Fittingly, a journey to Monticello was in order. There, power and hypocrisy could mix with effortless ease. For Obama, Thomas Jefferson “was a Francophile through and through.” He did, however, own slaves, a bit of a clanger in discussions about freedom. No matter: Jefferson the paradox (Obama preferred to call that relationship “complex”) reminded those today about the need to “keep fighting” for freedom. That project, with all its neo-imperial manifestations, finds form in the policing efforts on the African continent, most notably in Mali and fencing Iran’s nuclear program. An unnamed U.S. administration official would quip that both countries had “come a long way from ‘freedom fries’ and are now working together on multiple continents to promote peace and security and economic growth and development.”

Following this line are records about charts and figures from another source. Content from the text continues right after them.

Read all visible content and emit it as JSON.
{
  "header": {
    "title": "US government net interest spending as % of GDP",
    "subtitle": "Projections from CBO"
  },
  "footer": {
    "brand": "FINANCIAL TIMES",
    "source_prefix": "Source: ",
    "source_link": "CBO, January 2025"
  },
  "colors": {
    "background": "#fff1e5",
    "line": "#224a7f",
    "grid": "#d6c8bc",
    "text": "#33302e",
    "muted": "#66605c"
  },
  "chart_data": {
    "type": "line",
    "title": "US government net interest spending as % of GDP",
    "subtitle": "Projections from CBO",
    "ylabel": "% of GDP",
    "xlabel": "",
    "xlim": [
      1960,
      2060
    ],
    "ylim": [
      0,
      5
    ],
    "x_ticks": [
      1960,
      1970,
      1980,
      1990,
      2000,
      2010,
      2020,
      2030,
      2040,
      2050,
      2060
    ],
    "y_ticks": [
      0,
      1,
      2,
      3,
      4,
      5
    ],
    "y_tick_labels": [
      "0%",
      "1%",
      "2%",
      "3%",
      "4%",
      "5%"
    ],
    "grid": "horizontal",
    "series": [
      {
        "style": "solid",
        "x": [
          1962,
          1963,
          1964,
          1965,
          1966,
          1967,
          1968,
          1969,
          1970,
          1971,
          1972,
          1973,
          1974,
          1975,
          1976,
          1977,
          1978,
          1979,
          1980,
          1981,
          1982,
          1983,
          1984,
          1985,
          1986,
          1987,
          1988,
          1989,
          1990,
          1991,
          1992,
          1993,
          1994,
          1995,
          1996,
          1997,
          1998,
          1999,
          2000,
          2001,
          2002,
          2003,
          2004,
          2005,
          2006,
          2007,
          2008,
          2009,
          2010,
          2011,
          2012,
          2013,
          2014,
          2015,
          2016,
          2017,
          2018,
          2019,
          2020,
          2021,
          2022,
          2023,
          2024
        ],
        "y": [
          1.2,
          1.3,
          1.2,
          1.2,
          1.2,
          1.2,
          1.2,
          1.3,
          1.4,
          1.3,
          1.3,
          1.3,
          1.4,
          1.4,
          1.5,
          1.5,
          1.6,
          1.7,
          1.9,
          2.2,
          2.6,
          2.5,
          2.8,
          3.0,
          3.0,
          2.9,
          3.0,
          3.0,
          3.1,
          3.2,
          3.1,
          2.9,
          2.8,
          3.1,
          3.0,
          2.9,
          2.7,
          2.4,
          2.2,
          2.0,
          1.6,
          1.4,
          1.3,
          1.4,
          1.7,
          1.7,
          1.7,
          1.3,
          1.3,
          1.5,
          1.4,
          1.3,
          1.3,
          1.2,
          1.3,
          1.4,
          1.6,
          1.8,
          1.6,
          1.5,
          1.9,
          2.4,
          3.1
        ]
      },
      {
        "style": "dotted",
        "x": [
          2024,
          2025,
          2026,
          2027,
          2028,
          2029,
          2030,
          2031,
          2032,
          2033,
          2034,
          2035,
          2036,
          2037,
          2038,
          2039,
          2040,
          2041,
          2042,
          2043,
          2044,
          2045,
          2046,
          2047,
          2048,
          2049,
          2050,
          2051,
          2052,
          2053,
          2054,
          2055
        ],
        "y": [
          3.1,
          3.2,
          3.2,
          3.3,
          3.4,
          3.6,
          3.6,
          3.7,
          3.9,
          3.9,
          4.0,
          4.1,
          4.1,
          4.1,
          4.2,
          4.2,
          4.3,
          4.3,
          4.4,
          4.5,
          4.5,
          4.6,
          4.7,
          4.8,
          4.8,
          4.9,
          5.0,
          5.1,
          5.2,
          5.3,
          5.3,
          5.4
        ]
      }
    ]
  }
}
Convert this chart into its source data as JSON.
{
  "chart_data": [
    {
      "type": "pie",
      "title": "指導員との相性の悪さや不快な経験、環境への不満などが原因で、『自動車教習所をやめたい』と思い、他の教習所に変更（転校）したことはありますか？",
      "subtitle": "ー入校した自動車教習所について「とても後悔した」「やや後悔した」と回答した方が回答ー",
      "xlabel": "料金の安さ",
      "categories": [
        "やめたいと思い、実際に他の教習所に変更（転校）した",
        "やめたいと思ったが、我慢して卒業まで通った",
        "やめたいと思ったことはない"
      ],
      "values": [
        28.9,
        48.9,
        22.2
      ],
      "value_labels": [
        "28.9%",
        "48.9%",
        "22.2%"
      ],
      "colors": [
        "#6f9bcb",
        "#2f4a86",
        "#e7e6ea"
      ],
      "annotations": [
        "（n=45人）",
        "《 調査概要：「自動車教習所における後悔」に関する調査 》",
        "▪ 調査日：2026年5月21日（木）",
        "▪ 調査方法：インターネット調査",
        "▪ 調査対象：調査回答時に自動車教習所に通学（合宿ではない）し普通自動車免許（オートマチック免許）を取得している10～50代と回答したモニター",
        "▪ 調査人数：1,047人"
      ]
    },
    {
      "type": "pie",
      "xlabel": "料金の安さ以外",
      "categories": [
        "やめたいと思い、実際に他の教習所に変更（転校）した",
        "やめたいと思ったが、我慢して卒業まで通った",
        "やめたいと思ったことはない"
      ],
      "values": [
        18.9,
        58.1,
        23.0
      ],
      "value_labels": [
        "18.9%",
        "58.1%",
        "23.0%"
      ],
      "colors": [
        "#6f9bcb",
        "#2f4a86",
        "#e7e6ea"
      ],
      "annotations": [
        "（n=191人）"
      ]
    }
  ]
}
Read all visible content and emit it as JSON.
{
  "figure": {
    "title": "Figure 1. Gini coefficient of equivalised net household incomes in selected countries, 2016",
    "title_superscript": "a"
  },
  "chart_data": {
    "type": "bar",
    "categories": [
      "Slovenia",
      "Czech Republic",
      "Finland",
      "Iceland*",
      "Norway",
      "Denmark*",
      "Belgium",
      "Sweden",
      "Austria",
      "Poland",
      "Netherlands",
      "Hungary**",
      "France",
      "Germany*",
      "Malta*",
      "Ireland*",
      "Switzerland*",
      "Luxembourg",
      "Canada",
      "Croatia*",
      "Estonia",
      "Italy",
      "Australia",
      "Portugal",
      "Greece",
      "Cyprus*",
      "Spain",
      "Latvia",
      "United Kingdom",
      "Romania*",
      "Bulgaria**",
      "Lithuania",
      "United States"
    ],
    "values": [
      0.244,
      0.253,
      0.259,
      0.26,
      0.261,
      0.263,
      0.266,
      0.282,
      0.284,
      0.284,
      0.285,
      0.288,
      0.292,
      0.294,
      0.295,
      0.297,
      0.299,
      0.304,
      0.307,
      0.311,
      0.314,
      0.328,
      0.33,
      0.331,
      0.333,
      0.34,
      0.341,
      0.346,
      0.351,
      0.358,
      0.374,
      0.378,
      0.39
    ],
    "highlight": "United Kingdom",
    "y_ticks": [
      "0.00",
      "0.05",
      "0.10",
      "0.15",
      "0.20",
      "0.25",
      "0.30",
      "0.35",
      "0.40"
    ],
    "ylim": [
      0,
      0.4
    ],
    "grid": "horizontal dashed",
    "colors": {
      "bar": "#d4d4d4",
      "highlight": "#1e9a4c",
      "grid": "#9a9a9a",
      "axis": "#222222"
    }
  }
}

Syria is the other area where measure of agreement has been struck. It would be fair to say that Hollande has at times proven to be far more hawkish than Obama, wanting to send in the jets against the Assad regime with almost childish enthusiasm. To date, U.S.-French cooperation has focused on funding more “moderate” elements of the Free Syrian Army, a policy that will bite both leaders in due course. The current stress is on attempting to impose sanctions on the regime for holding up humanitarian assistance, a situation that has proven to be common to all sides in the conflict.
While Hollande has been cosy with Obama, relations with the EU, more broadly speaking, are tense. Assistant Secretary of State Victoria J. Nuland is far more representative than any congenial display of transatlantic relations at Monticello. Sprung by Russian surveillance (we live in happy times), her views on the EU were recorded and run on YouTube via the Kyiv Post for the world to see. The Europeans were dragging their feet over a forceful approach to Ukraine, and Nuland was having none of it. Her suggestion had been one pressing the EU to impose sanctions on the government of Viktor F. Yanukovych. Her response summed up the mood: “fuck the EU.” Ambassador Geoff Pyatt concurred.
Hollande has also had to face some American noise over a visit by more than 100 French corporate executives to Tehran in the wake of the recent interim nuclear deal that has seen incipient business opportunities taking shape. This posed a potential problem, given the hardline Hollande has taken towards Iran in the past. He assured his American hosts that he had cautioned the executives to refrain from putting pen to paper on any deals. The ground is merely being tilled, and much to the frustration of Washington, the French are ahead of the game.
If one is to believe the veteran journalist Christian Malard, the French have been far more hard-nosed on the issue of Iran than Washington, while not discounting other opportunities. That’s what you get for having “complex” relations.